What are babies to do, when what they want
Is somehow not within their power of telling,
Except to pull the odd dramatic stunt?
That passes: now it’s school, the social whirl,
Close friends with neighbour’s children, time for parties.
Time for Dead Lions, time for Birthday Girl,
Time for the cake, for orange juice, and Smarties.
Here comes the sandpit, the colouring book, the pet,
The kitten with her silent pitter-patter -
Here’s Piglet, here’s the starter Lego Set,
Here’s Fisher-Price, the Pollock’s Toy Theatre.
Here’s music lessons, arithmetic, PE,
Here’s church, and bible class, and grandma’s glasses,
Here’s grandad’s jokes, and Auntie Hilary,
And “All they do is dance” at dancing classes.
Here come the trips to Budapest. You’re eight.
The city streets with all their foreign glamour!
The sheer pleasure of staying up so late!
The boredom of it, summer after summer!
School plays, directing, acting, music, art.
Sophia, Becky, Magdalen, and Eng Lit.
The dawn-drenched essays with the midnight start.
Close-reading, poetry, fiction and lit-crit.
What was it next? The baker and the bar,
And Vision Express, and then a dose of TEFL.
My sense of sequence won’t go back that far,
It’s not impossible I’m talking piffle.
Italy comes in somewhere in between,
Or after, or before, I now forget.
You’re in your twenties, no longer a teen.
There’s all that Bloomsbury stuff to come in yet.
Ah, Bloomsbury, the Harry Potter coven.
The serious fiction fuelled by children’s stories.
While J K Rowling pops one in the oven,
Out fly a complete set of Edward Goreys.
Launches and lunches, publishing, corrections,
With late nights at the office chewing text.
The Gradgrind grind of editing whole sections,
No sooner done then starting on the next.
But love can blossom even as you toil.
Along comes Rich like a fine illustration.
Soon you’re together burning midnight oil,
And where there’s love there’s somewhat less frustration.
A Hundred and One Things to Do Before you Die?
Hmm, let’s make that a thousand, why not two?

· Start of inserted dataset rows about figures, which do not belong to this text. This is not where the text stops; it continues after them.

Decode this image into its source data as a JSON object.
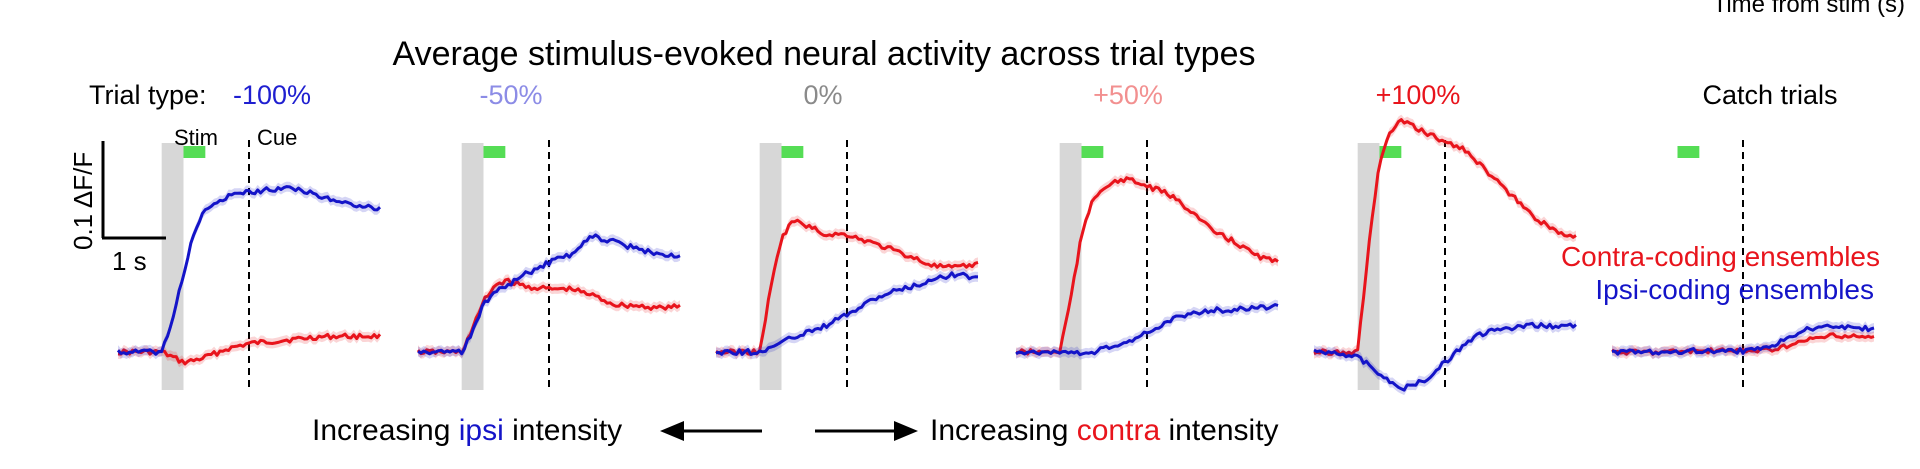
{
  "corner_text": "Time from stim (s)",
  "title": "Average stimulus-evoked neural activity across trial types",
  "trial_type_prefix": "Trial type:",
  "stim_label": "Stim",
  "cue_label": "Cue",
  "scalebar": {
    "y_label": "0.1 ΔF/F",
    "x_label": "1 s"
  },
  "legend": {
    "contra": {
      "label": "Contra-coding ensembles",
      "color": "#e8141c"
    },
    "ipsi": {
      "label": "Ipsi-coding ensembles",
      "color": "#1414c8"
    }
  },
  "arrows": {
    "left": {
      "pre": "Increasing ",
      "key": "ipsi",
      "post": " intensity"
    },
    "right": {
      "pre": "Increasing ",
      "key": "contra",
      "post": " intensity"
    }
  },
  "colors": {
    "ipsi_text": "#1414c8",
    "contra_text": "#e8141c",
    "stim_shade": "#d7d7d7",
    "cue_bar": "#55dd55"
  },
  "chart_data": [
    {
      "type": "line",
      "header": "-100%",
      "header_color": "#1f1fd0",
      "stim_shade": true,
      "x": [
        -1,
        -0.5,
        0,
        0.25,
        0.5,
        0.75,
        1,
        1.5,
        2,
        2.5,
        3,
        3.5,
        4,
        4.5,
        5
      ],
      "series": [
        {
          "name": "Contra-coding ensembles",
          "color": "#e8141c",
          "values": [
            0.0,
            0.0,
            0.0,
            -0.005,
            -0.01,
            -0.008,
            -0.005,
            0.003,
            0.008,
            0.01,
            0.012,
            0.014,
            0.015,
            0.015,
            0.015
          ]
        },
        {
          "name": "Ipsi-coding ensembles",
          "color": "#1414c8",
          "values": [
            0.0,
            0.0,
            0.0,
            0.03,
            0.075,
            0.115,
            0.135,
            0.148,
            0.152,
            0.155,
            0.157,
            0.15,
            0.143,
            0.14,
            0.136
          ]
        }
      ]
    },
    {
      "type": "line",
      "header": "-50%",
      "header_color": "#8c8ce6",
      "stim_shade": true,
      "x": [
        -1,
        -0.5,
        0,
        0.25,
        0.5,
        0.75,
        1,
        1.5,
        2,
        2.5,
        3,
        3.5,
        4,
        4.5,
        5
      ],
      "series": [
        {
          "name": "Contra-coding ensembles",
          "color": "#e8141c",
          "values": [
            0.0,
            0.0,
            0.0,
            0.022,
            0.048,
            0.063,
            0.068,
            0.062,
            0.06,
            0.06,
            0.054,
            0.045,
            0.044,
            0.042,
            0.043
          ]
        },
        {
          "name": "Ipsi-coding ensembles",
          "color": "#1414c8",
          "values": [
            0.0,
            0.0,
            0.0,
            0.02,
            0.045,
            0.058,
            0.062,
            0.075,
            0.085,
            0.093,
            0.11,
            0.105,
            0.098,
            0.094,
            0.09
          ]
        }
      ]
    },
    {
      "type": "line",
      "header": "0%",
      "header_color": "#8a8a8a",
      "stim_shade": true,
      "x": [
        -1,
        -0.5,
        0,
        0.25,
        0.5,
        0.75,
        1,
        1.5,
        2,
        2.5,
        3,
        3.5,
        4,
        4.5,
        5
      ],
      "series": [
        {
          "name": "Contra-coding ensembles",
          "color": "#e8141c",
          "values": [
            0.0,
            0.0,
            0.0,
            0.06,
            0.108,
            0.125,
            0.122,
            0.112,
            0.112,
            0.105,
            0.098,
            0.09,
            0.082,
            0.08,
            0.084
          ]
        },
        {
          "name": "Ipsi-coding ensembles",
          "color": "#1414c8",
          "values": [
            0.0,
            0.0,
            0.0,
            0.004,
            0.009,
            0.014,
            0.018,
            0.025,
            0.035,
            0.048,
            0.057,
            0.062,
            0.07,
            0.074,
            0.07
          ]
        }
      ]
    },
    {
      "type": "line",
      "header": "+50%",
      "header_color": "#f29090",
      "stim_shade": true,
      "x": [
        -1,
        -0.5,
        0,
        0.25,
        0.5,
        0.75,
        1,
        1.5,
        2,
        2.5,
        3,
        3.5,
        4,
        4.5,
        5
      ],
      "series": [
        {
          "name": "Contra-coding ensembles",
          "color": "#e8141c",
          "values": [
            0.0,
            0.0,
            0.0,
            0.05,
            0.11,
            0.145,
            0.157,
            0.165,
            0.158,
            0.15,
            0.135,
            0.115,
            0.105,
            0.092,
            0.085
          ]
        },
        {
          "name": "Ipsi-coding ensembles",
          "color": "#1414c8",
          "values": [
            0.0,
            0.0,
            0.0,
            0.0,
            -0.002,
            0.0,
            0.003,
            0.008,
            0.018,
            0.03,
            0.036,
            0.04,
            0.04,
            0.042,
            0.043
          ]
        }
      ]
    },
    {
      "type": "line",
      "header": "+100%",
      "header_color": "#e8141c",
      "stim_shade": true,
      "x": [
        -1,
        -0.5,
        0,
        0.25,
        0.5,
        0.75,
        1,
        1.5,
        2,
        2.5,
        3,
        3.5,
        4,
        4.5,
        5
      ],
      "series": [
        {
          "name": "Contra-coding ensembles",
          "color": "#e8141c",
          "values": [
            0.0,
            0.0,
            0.0,
            0.1,
            0.18,
            0.21,
            0.22,
            0.21,
            0.2,
            0.192,
            0.17,
            0.15,
            0.13,
            0.115,
            0.11
          ]
        },
        {
          "name": "Ipsi-coding ensembles",
          "color": "#1414c8",
          "values": [
            0.0,
            0.0,
            -0.005,
            -0.012,
            -0.02,
            -0.03,
            -0.035,
            -0.028,
            -0.01,
            0.01,
            0.02,
            0.022,
            0.025,
            0.025,
            0.025
          ]
        }
      ]
    },
    {
      "type": "line",
      "header": "Catch trials",
      "header_color": "#000000",
      "stim_shade": false,
      "x": [
        -1,
        -0.5,
        0,
        0.25,
        0.5,
        0.75,
        1,
        1.5,
        2,
        2.5,
        3,
        3.5,
        4,
        4.5,
        5
      ],
      "series": [
        {
          "name": "Contra-coding ensembles",
          "color": "#e8141c",
          "values": [
            0.0,
            0.0,
            0.0,
            0.0,
            0.001,
            0.001,
            0.001,
            0.001,
            0.001,
            0.002,
            0.005,
            0.012,
            0.015,
            0.015,
            0.014
          ]
        },
        {
          "name": "Ipsi-coding ensembles",
          "color": "#1414c8",
          "values": [
            0.0,
            0.0,
            0.0,
            0.0,
            0.0,
            0.001,
            0.001,
            0.001,
            0.001,
            0.003,
            0.012,
            0.022,
            0.025,
            0.024,
            0.022
          ]
        }
      ]
    }
  ]
}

Before we’re old and boring we might try
Another couple of thousand, plus a few.
In Haberdasher Road the pair reside,
Ancestral portraits lining stately halls.
Old Street and Hoxton Square await outside,
With smart appointments and brisk social calls.*
And now she’s marrying Rich we are the richer.

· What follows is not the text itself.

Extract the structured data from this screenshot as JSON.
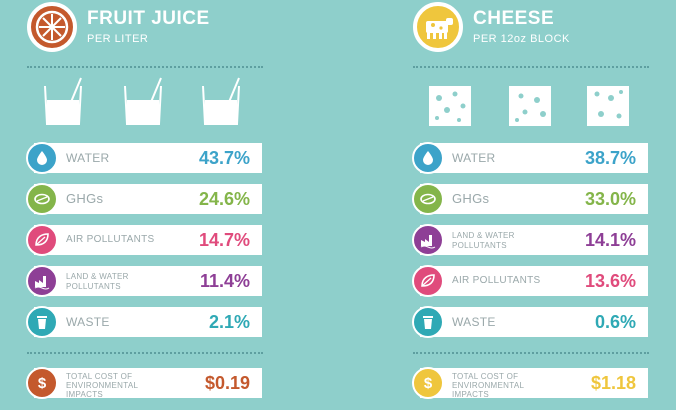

She was an Upchurch-Szirtés child when born,
And though love is the ancient great bewitcher,
She says her name has not been turned to Horne.
The Horne of plenty. Yes, we lose but gain.

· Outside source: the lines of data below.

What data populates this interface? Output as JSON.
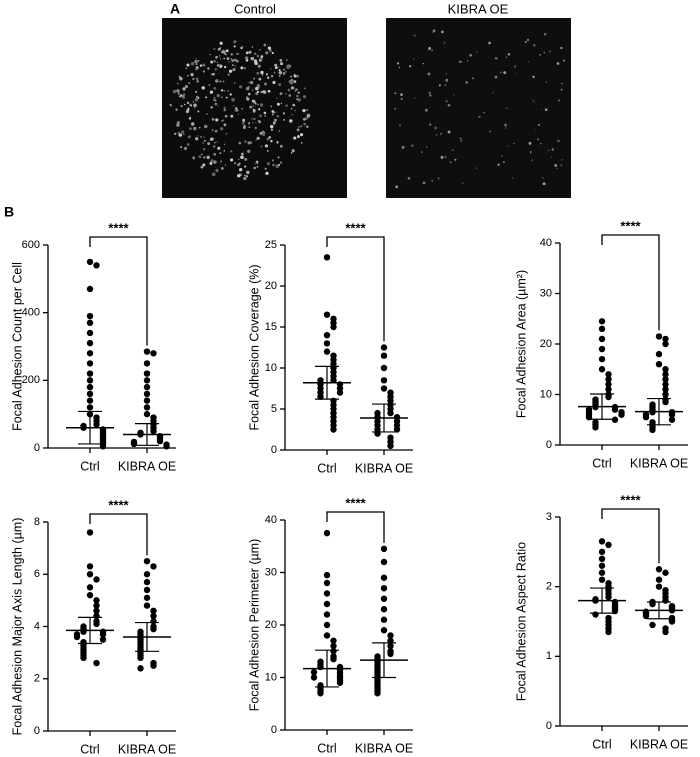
{
  "panel_labels": [
    "A",
    "B"
  ],
  "images": [
    {
      "label": "Control"
    },
    {
      "label": "KIBRA OE"
    }
  ],
  "chart_data": [
    {
      "type": "swarm",
      "y_label": "Focal Adhesion Count per Cell",
      "categories": [
        "Ctrl",
        "KIBRA OE"
      ],
      "significance": "****",
      "values": [
        [
          550,
          540,
          470,
          390,
          370,
          340,
          310,
          280,
          250,
          220,
          200,
          180,
          160,
          140,
          120,
          100,
          90,
          80,
          70,
          65,
          60,
          55,
          50,
          45,
          40,
          35,
          30,
          25,
          20,
          15,
          10,
          5
        ],
        [
          285,
          280,
          250,
          220,
          200,
          180,
          160,
          140,
          120,
          100,
          90,
          80,
          70,
          60,
          50,
          45,
          40,
          35,
          30,
          25,
          20,
          18,
          15,
          12,
          10,
          5
        ]
      ],
      "means": [
        60,
        40
      ],
      "errors": [
        48,
        32
      ],
      "ylim": [
        0,
        600
      ],
      "yticks": [
        0,
        200,
        400,
        600
      ]
    },
    {
      "type": "swarm",
      "y_label": "Focal Adhesion Coverage (%)",
      "categories": [
        "Ctrl",
        "KIBRA OE"
      ],
      "significance": "****",
      "values": [
        [
          23.5,
          16.5,
          16,
          15.5,
          15,
          14,
          13,
          12,
          11.5,
          11,
          10.5,
          10,
          9.5,
          9,
          8.5,
          8.5,
          8,
          8,
          7.5,
          7.5,
          7,
          7,
          6.5,
          6,
          5.5,
          5,
          4.5,
          4,
          3.5,
          3,
          2.5
        ],
        [
          12.5,
          11.5,
          10,
          8.5,
          7.5,
          7,
          6.5,
          6,
          5.5,
          5,
          4.5,
          4.5,
          4,
          4,
          3.5,
          3.5,
          3,
          3,
          2.5,
          2.5,
          2,
          1.5,
          1,
          0.5
        ]
      ],
      "means": [
        8.2,
        3.9
      ],
      "errors": [
        2,
        1.7
      ],
      "ylim": [
        0,
        25
      ],
      "yticks": [
        0,
        5,
        10,
        15,
        20,
        25
      ]
    },
    {
      "type": "swarm",
      "y_label": "Focal Adhesion Area (µm²)",
      "categories": [
        "Ctrl",
        "KIBRA OE"
      ],
      "significance": "****",
      "values": [
        [
          24.5,
          23,
          21,
          19,
          17,
          15,
          14,
          13,
          12,
          11,
          10,
          9.5,
          9,
          8.5,
          8,
          7.5,
          7.5,
          7,
          7,
          6.5,
          6.5,
          6,
          6,
          5.5,
          5,
          4.5,
          4,
          3.5
        ],
        [
          21.5,
          21,
          20,
          18,
          16,
          15,
          14,
          13,
          12,
          11,
          10,
          9,
          8.5,
          8,
          7.5,
          7,
          6.5,
          6.5,
          6,
          6,
          5.5,
          5,
          4.5,
          4,
          3.5,
          3
        ]
      ],
      "means": [
        7.6,
        6.6
      ],
      "errors": [
        2.5,
        2.6
      ],
      "ylim": [
        0,
        40
      ],
      "yticks": [
        0,
        10,
        20,
        30,
        40
      ]
    },
    {
      "type": "swarm",
      "y_label": "Focal Adhesion Major Axis Length (µm)",
      "categories": [
        "Ctrl",
        "KIBRA OE"
      ],
      "significance": "****",
      "values": [
        [
          7.6,
          6.3,
          6,
          5.8,
          5.5,
          5.2,
          5,
          4.8,
          4.6,
          4.4,
          4.2,
          4.1,
          4,
          3.9,
          3.8,
          3.8,
          3.7,
          3.7,
          3.6,
          3.5,
          3.4,
          3.3,
          3.2,
          3.1,
          3,
          2.9,
          2.8,
          2.6
        ],
        [
          6.5,
          6.3,
          6,
          5.7,
          5.4,
          5.1,
          4.8,
          4.6,
          4.4,
          4.2,
          4,
          3.9,
          3.8,
          3.7,
          3.6,
          3.5,
          3.4,
          3.3,
          3.2,
          3.1,
          3,
          2.9,
          2.8,
          2.6,
          2.5,
          2.4
        ]
      ],
      "means": [
        3.85,
        3.6
      ],
      "errors": [
        0.5,
        0.55
      ],
      "ylim": [
        0,
        8
      ],
      "yticks": [
        0,
        2,
        4,
        6,
        8
      ]
    },
    {
      "type": "swarm",
      "y_label": "Focal Adhesion Perimeter (µm)",
      "categories": [
        "Ctrl",
        "KIBRA OE"
      ],
      "significance": "****",
      "values": [
        [
          37.5,
          29.5,
          28,
          26,
          24,
          22,
          20,
          18,
          17,
          16,
          15,
          14,
          13.5,
          13,
          12.5,
          12,
          12,
          11.5,
          11,
          11,
          10.5,
          10,
          10,
          9.5,
          9,
          8.5,
          8,
          7.5,
          7
        ],
        [
          34.5,
          32,
          29,
          27,
          25,
          23,
          21,
          19,
          18,
          17,
          16,
          15,
          14.5,
          14,
          13.5,
          13,
          12.5,
          12,
          11.5,
          11,
          10.5,
          10,
          9.5,
          9,
          8.5,
          8,
          7.5,
          7
        ]
      ],
      "means": [
        11.7,
        13.3
      ],
      "errors": [
        3.5,
        3.3
      ],
      "ylim": [
        0,
        40
      ],
      "yticks": [
        0,
        10,
        20,
        30,
        40
      ]
    },
    {
      "type": "swarm",
      "y_label": "Focal Adhesion Aspect Ratio",
      "categories": [
        "Ctrl",
        "KIBRA OE"
      ],
      "significance": "****",
      "values": [
        [
          2.65,
          2.6,
          2.5,
          2.4,
          2.3,
          2.2,
          2.1,
          2.05,
          2,
          1.95,
          1.9,
          1.85,
          1.82,
          1.8,
          1.78,
          1.75,
          1.72,
          1.7,
          1.68,
          1.65,
          1.6,
          1.55,
          1.5,
          1.45,
          1.4,
          1.35
        ],
        [
          2.25,
          2.2,
          2.1,
          2,
          1.95,
          1.9,
          1.85,
          1.8,
          1.78,
          1.75,
          1.72,
          1.7,
          1.68,
          1.66,
          1.64,
          1.62,
          1.6,
          1.58,
          1.55,
          1.52,
          1.5,
          1.45,
          1.4,
          1.35
        ]
      ],
      "means": [
        1.8,
        1.66
      ],
      "errors": [
        0.18,
        0.12
      ],
      "ylim": [
        0,
        3
      ],
      "yticks": [
        0,
        1,
        2,
        3
      ]
    }
  ]
}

It seems that much of time is so much seeming,
But loves come out on top time and again,
And this is a true wedding. We’re not dreaming.
From the beginning,
From the start,
From the first beat of the human heart,
There must be a whole of which we’re part.
From the beginning,
Within the genes,
From infancy, childhood, and through our teens,
We seem to imagine certain scenes.
Here’s a beginning,
Here’s scene one,
Here is the movie that life may run,
Here is the joy that the song is done,
Here is a daughter and a son,
And here we all are, everyone.
We’re here, we’re now, we’re in the flesh: we’ve seen
The ceremony, the ring, the kiss, the dress.
Our family’s doubled, we’re twice what we have been:
Double the day, the love, the happiness.
*This device is called irony. There are no ancestral portraits. Just in case there should be any misunderstanding. It's verse, innit? Some family events and in-jokes, la-la. It's not the blasted Waste Land (though it begins with it)!